Sementara itu, Kasi Pengembangan Informasi Bisnis Dinas Koperasi dan Usaha Mikro Kabupaten Probolinggo Imam Suyitno mengatakan kegiatan ini bertujuan untuk peningkatan mutu dan kualitas gerabah yang dihasilkan oleh masyarakat. Pasalnya selama ini, hasil kerajinan yang dibuat oleh masyarakat masih terkesan monoton.
“Dalam pelatihan ini, masyarakat dilatih lebih kreatif dan inovatif supaya lebih menarik. Mulai dari pengolahan tanah, pencetakan, pengeringan hingga pengecatan produk gerabah yang dihasilkan,” terangnya.
Menurut Imam, pelatihan ini diberikan sebagai salah satu upaya untuk mempermudah dalam pemasaran produk yang dihasilkan. Mengingat begitu pentingnya akses pemasaran, maka dibuatlah kelompok (kluster) untuk mempermudah pemasaran.

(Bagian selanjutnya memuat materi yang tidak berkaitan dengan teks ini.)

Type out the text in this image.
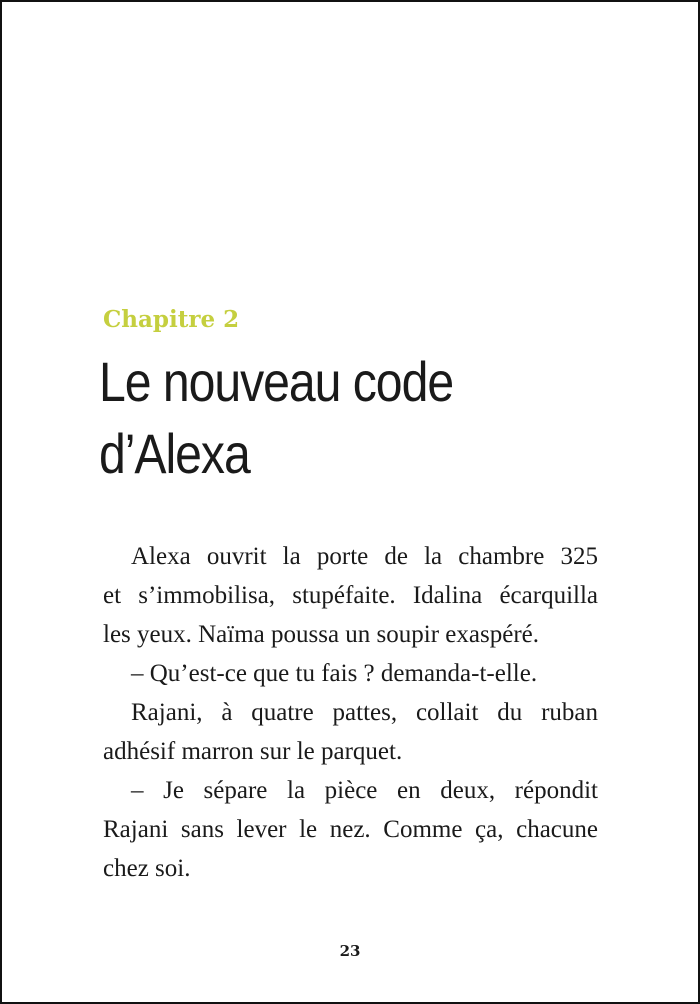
Chapitre 2
Le nouveau code
d’Alexa
Alexa ouvrit la porte de la chambre 325
et s’immobilisa, stupéfaite. Idalina écarquilla
les yeux. Naïma poussa un soupir exaspéré.
– Qu’est-ce que tu fais ? demanda-t-elle.
Rajani, à quatre pattes, collait du ruban
adhésif marron sur le parquet.
– Je sépare la pièce en deux, répondit
Rajani sans lever le nez. Comme ça, chacune
chez soi.
23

“Melalui pelatihan ini kami mengharapkan agar ke depan ada generasi penerus yang mau melanjutkan usaha kerajinan gerabah yang sudah dilakukan secara turun temurun. Sebab pengrajin gerabah yang ada saat ini usianya sudah banyak yang tua, sehingga perlu ada pengkaderan yang mahir terhadap kerajinan gerabah,” tegasnya.
Imam menambahkan bahwa kerajinan gerabah yang sudah dilakukan nantinya dibawa ke rumah masing-masing. Nantinya hasilnya akan diambil langsung oleh CV Ragiel Ababil baik itu produk setengah jadi maupun yang sudah jadi.
“Alhamdulillah, CV Ragiel Ababil siap menerima produk gerabah yang dihasilkan oleh masyarakat. Semoga usaha kerajinan gerabah ini mampu menambah pendapatan dan meningkatkan kesejahteraan masyarakat,” tandasnya
Dalam pelatihan ini, para peserta masing-masing mendapatkan peralatan untuk membuat gerabah. Oleh karena itu, diharapkan pelatihan tersebut diikuti dengan sungguh-sungguh dan diimplementasikan di rumahnya masing-masing. (zid/gus).